Indeed, perhaps that is the gift of these days. That all around us people are naming out loud in their own heartbroken, heartbreaking words the ways in which their whole lives have been adulterated by the fact that another did not see them and treat them as the beloved child of God that they are. And yes this, that another (or others) used and abused, violated and cast aside the preciousness of their very being. Maybe the gift is that these stories are being told (and screamed and shouted) within earshot of those who have abused, or stood by and watched, or ignored and claimed not to know, or have had the luxury of being able to forget this happens at all  — so that we might all somehow stand together and fight for a world which more surely reflects the one God intended all along.

Where all people are seen as as gifts of God in their own right.

And where the most vulnerable — the children, yes — but also those made ever more vulnerable by their experience of being used and cast aside — are welcomed, protected, and loved.

I don’t know how we get to that world which Jesus points to now.
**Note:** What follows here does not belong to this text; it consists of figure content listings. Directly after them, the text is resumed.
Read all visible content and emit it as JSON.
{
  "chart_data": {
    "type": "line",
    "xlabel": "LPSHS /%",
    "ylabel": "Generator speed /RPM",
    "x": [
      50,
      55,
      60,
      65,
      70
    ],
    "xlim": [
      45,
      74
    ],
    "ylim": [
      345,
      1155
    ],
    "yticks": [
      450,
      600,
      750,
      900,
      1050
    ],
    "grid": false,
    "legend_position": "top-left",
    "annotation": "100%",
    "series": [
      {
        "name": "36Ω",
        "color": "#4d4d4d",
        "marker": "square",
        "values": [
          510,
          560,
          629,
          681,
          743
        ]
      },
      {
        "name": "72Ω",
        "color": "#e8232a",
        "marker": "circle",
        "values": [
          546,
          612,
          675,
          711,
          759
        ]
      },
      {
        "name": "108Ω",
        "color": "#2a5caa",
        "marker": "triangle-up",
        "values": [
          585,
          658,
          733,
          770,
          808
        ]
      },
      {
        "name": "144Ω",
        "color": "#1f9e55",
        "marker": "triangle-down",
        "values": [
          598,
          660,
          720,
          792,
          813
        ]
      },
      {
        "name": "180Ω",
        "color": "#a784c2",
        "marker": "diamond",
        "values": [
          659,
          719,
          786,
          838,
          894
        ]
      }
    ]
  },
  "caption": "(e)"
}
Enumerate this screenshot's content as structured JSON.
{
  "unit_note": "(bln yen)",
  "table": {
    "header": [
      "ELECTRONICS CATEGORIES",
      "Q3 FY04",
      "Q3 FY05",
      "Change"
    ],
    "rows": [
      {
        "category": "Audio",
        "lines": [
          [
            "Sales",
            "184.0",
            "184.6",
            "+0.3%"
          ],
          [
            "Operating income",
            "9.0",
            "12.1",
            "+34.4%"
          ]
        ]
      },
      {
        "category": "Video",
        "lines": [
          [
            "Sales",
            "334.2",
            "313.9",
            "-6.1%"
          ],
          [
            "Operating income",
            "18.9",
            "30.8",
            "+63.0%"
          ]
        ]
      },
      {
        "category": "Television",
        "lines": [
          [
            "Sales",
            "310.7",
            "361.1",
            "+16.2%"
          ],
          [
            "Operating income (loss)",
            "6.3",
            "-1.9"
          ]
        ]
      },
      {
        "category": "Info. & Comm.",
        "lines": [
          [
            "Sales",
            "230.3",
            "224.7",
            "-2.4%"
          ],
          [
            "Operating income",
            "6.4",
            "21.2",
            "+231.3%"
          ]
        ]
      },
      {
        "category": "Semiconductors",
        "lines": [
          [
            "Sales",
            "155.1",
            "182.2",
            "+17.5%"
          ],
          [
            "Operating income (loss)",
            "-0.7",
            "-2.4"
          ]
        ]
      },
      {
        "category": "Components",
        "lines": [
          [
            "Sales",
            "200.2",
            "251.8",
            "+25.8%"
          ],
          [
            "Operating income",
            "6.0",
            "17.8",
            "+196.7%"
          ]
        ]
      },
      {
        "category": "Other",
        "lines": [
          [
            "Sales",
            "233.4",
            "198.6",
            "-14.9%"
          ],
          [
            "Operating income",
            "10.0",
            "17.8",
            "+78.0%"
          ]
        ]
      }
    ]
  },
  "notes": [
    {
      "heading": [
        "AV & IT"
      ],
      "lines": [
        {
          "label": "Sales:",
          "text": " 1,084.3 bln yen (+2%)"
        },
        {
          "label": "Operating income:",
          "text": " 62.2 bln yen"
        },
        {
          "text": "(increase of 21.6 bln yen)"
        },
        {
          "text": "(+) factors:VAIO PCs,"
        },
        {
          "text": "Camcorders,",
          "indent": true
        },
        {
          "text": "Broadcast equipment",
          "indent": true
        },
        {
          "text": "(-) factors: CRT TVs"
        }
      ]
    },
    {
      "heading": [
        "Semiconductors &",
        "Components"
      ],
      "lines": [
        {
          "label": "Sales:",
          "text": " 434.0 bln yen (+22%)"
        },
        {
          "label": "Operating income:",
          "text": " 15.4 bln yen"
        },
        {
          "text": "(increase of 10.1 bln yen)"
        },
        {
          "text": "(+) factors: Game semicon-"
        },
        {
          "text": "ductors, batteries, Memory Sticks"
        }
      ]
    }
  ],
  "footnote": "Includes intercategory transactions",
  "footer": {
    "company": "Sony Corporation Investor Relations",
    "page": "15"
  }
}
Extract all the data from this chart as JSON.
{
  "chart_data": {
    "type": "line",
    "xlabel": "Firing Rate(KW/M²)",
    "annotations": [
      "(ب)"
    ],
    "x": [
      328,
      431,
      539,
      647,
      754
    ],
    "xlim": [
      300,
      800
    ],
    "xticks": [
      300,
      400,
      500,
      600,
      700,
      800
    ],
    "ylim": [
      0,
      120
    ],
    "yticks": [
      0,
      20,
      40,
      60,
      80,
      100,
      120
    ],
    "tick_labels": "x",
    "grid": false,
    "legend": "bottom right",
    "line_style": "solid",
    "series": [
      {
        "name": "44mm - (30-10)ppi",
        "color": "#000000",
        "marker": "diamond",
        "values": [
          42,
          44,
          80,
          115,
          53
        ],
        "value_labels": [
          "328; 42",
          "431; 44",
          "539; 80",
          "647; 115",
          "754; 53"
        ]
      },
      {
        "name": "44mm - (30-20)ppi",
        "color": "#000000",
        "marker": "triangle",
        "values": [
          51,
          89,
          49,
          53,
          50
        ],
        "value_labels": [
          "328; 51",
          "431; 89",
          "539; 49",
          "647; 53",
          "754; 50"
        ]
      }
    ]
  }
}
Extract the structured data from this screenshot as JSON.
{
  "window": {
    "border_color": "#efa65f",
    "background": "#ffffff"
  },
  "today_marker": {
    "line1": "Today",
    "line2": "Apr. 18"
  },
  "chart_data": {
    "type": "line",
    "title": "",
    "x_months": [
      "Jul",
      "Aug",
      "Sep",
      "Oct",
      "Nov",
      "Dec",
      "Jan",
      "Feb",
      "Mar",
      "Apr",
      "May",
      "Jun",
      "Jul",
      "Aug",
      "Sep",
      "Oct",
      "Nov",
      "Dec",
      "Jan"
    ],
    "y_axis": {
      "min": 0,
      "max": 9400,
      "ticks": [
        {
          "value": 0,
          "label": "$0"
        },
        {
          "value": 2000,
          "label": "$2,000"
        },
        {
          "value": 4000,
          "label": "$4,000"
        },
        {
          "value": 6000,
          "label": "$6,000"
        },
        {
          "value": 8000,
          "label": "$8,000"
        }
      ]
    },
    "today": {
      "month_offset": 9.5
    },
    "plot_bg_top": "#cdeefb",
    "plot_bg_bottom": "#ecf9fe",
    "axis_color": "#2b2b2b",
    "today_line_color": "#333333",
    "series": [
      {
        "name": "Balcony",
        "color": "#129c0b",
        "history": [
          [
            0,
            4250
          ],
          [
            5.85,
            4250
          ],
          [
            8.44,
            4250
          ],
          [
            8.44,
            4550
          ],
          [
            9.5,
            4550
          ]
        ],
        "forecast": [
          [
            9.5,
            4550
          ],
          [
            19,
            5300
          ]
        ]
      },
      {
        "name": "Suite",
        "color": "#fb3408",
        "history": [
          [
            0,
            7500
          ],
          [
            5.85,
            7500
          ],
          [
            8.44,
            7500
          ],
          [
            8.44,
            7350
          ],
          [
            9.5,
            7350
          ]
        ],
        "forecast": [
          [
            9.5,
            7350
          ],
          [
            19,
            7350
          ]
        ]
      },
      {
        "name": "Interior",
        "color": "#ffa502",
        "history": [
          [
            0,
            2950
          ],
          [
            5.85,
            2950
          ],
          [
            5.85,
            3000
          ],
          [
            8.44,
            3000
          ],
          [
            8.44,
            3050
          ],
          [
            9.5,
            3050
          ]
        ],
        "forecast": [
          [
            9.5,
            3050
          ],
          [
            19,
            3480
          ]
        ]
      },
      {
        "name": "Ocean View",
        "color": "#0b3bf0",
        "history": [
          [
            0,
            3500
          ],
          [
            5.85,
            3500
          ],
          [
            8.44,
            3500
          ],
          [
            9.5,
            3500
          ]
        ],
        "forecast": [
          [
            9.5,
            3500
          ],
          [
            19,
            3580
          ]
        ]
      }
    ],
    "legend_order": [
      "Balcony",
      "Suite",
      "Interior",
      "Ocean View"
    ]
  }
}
I do know we don’t have a chance of finding our way if we do not simply stand still and listen to the ways in which our world is so very broken through the eyes, the hearts, the heartbreaking experiences of those who are living that brokenness every hour of every day.

I, for one, stand ready to listen and receive. So must we all, it seems to me. So must we all.

  • With these words in Mark, Jesus calls out into the open the injustice of his time which left women broken and vulnerable. Where and how are you and I called to do the same today?
  • My understanding of ‘adultery’ is that it is not only the example offered in today’s Gospel, but anything at all that has us living far afield from God’s intent for us. How does this understanding resonate in the world today? Beyond ‘divorce,’ what would you offer as an example or experience?
  • The image of Jesus gathering up the children has me imagining Jesus gathering up those most vulnerable among us — particularly now those whose memories have been rendered raw by the necessity of reliving their most traumatic moments in these last days. What do you think? Who among us most needs the safety of that divine embrace? And what does it look like, what does it mean for you and I to extend it in Jesus’ name?
  • The National Sexual Assault Hotline number is 1-800-656-4673. If you have need of it, use it. If not, pass it along. Indeed, may we continue to hold close in prayer those whose suffering is ongoing. And may we keep on seeking to shape a world where such a hotline is no longer necessary.


  1. (Rev) Marcia Hardy says:

    Thank you for these heartfelt words Janet! We may be far away in miles but down here in my country, New Zealand, we women have been talking to each other wherever we’ve come together, about the issues of abuse and exploitation which we are hearing about, with the same feelings you describe. We are praying that our strong independent daughters will be able to stand up to the kind of abuse which we kept silent about.